Amelioration of albuminuria and fibrosis in sTM-treated tie2-TNF mice. Both albumin normalized to creatinine levels from urine samples (A) and interstitial glomerular fibrosis from trichrome-stained kidney sections (B) were assessed in tie2-TNF (TNF) or Wt mice without and with sTM treatment. ACR, albumin/creatinine ratio. Glomerular thickness scores (11) are shown in C. Data shown are an average from a group size of n = 8. Scale bars = 100 μm.

Fig. 6.

Profile of nephropathy and proinflammatory genes in kidney sections of sTM-treated tie2-TNF mice. A: heat map of kidney disease- and inflammation-relevant genes altered in tie2-TNF mice vs. wild-type mice without or with sTM treatment. B: downregulation of representative genes implicated in inflammation (VCAM-1, IL-18) and kidney remodeling [transforming growth factor-β receptor 2 (TGFβR2)] are shown.

Fig. 7.

Normalization proinflammatory molecules in sTM-treated TNF endothelial cells.

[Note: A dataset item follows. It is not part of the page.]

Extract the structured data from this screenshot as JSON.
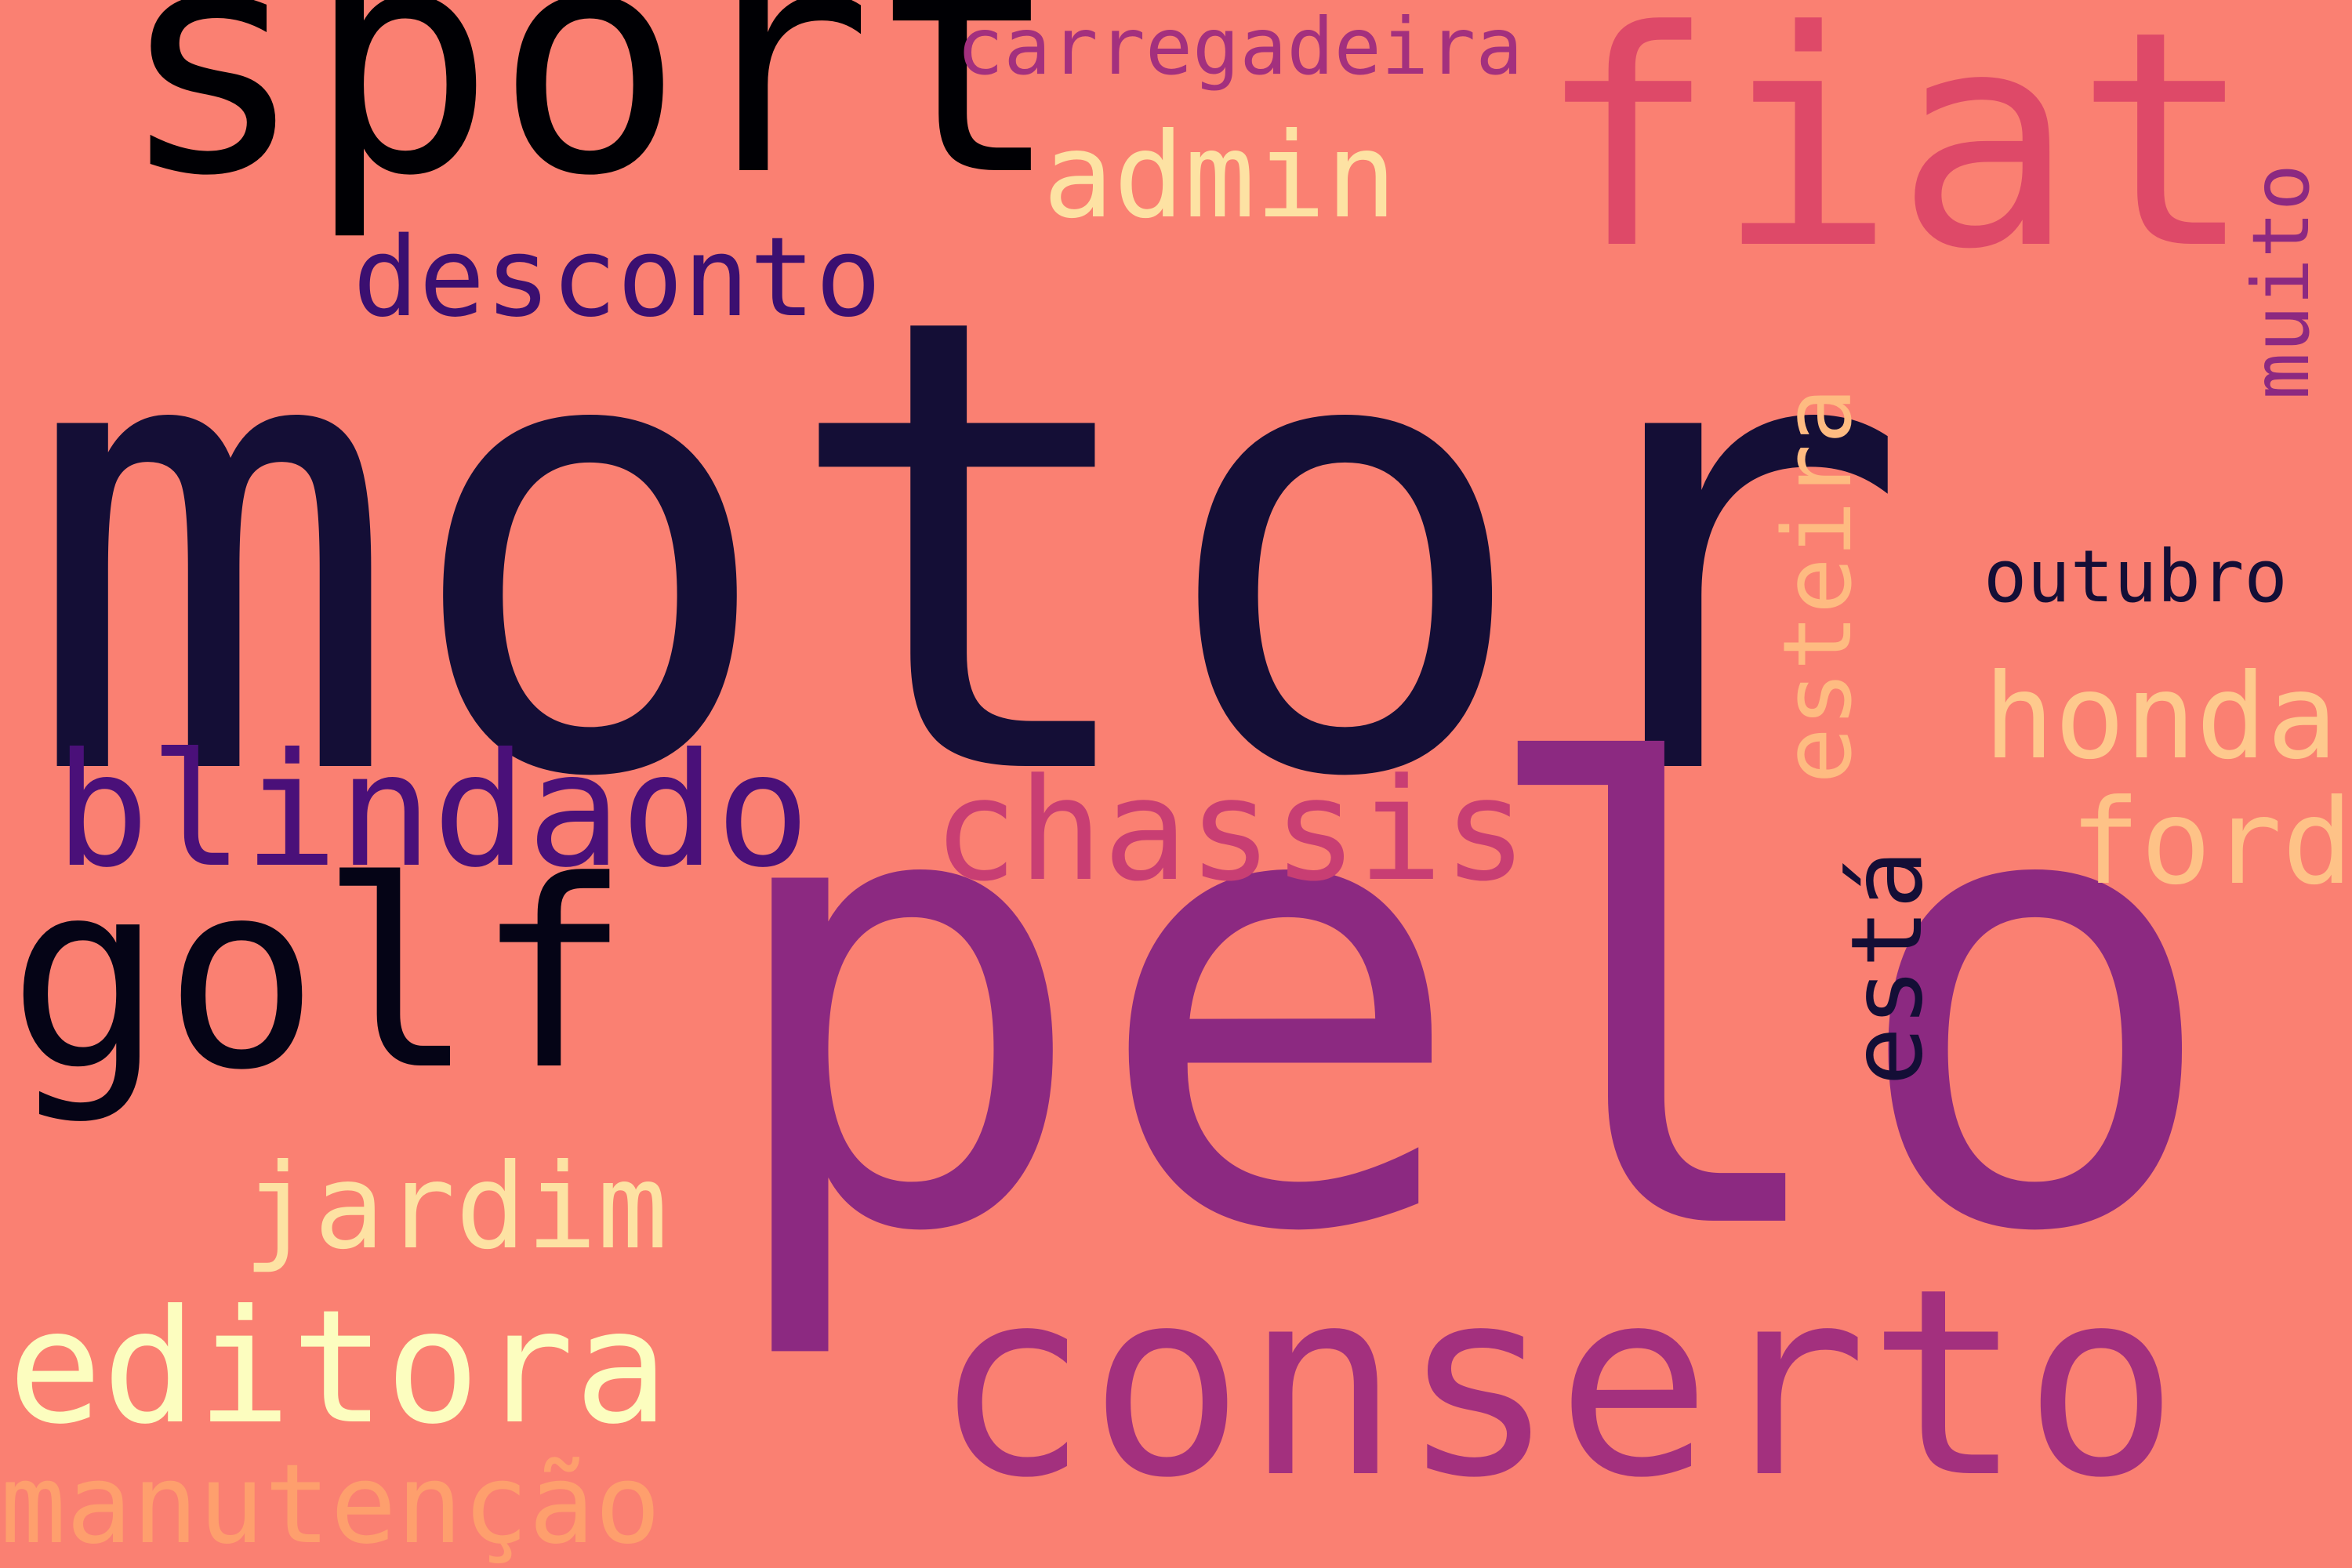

A: quantitative real-time PCR analysis of inflammatory gene transcripts in control (Ctrl-EC) and activated endothelial cells (TNF-EC) without and with sTM treatment was determined. Data are shown as normalized mRNA fold-change to control cells. B: Western blot analysis for RANTES. Immunoblot analysis was performed as described in materials and methods with anti-RANTES antibody, stripped, and reprobed with GAPDH antibodies. Quantification of fold-change in protein expression normalized to GAPDH from 3 different experiments was analyzed by National Institutes of Health Image J densitometry analysis software. Data shown are from a representative experiment and repeated at least 3 additional times with similar results.

Fig. 8.

Amelioration of increased migration of leukocytes across continuously activated endothelial cells dependent on cooperation of chemokine signaling and vascular adhesion molecules by sTM. A: increased migration of THP-1 monocytic cells across TNF-expressing endothelial cells can be abrogated by pretreatment of monocytes with pertussis toxin (PTX). B: increased migration of THP-1 monocytic cells across TNF-expressing endothelial cells can be blocked by pretreatment with neutralizing antibodies to ICAM-1 and VCAM-1. C: amelioration of increased migration of monocytes across activated endothelium without and with sTM treatment is shown. D: transmigration of monocytes across activated endothelium is independent of hirudin. The data presented are from a representative experiment performed in triplicate, repeated 4 times independently with similar results.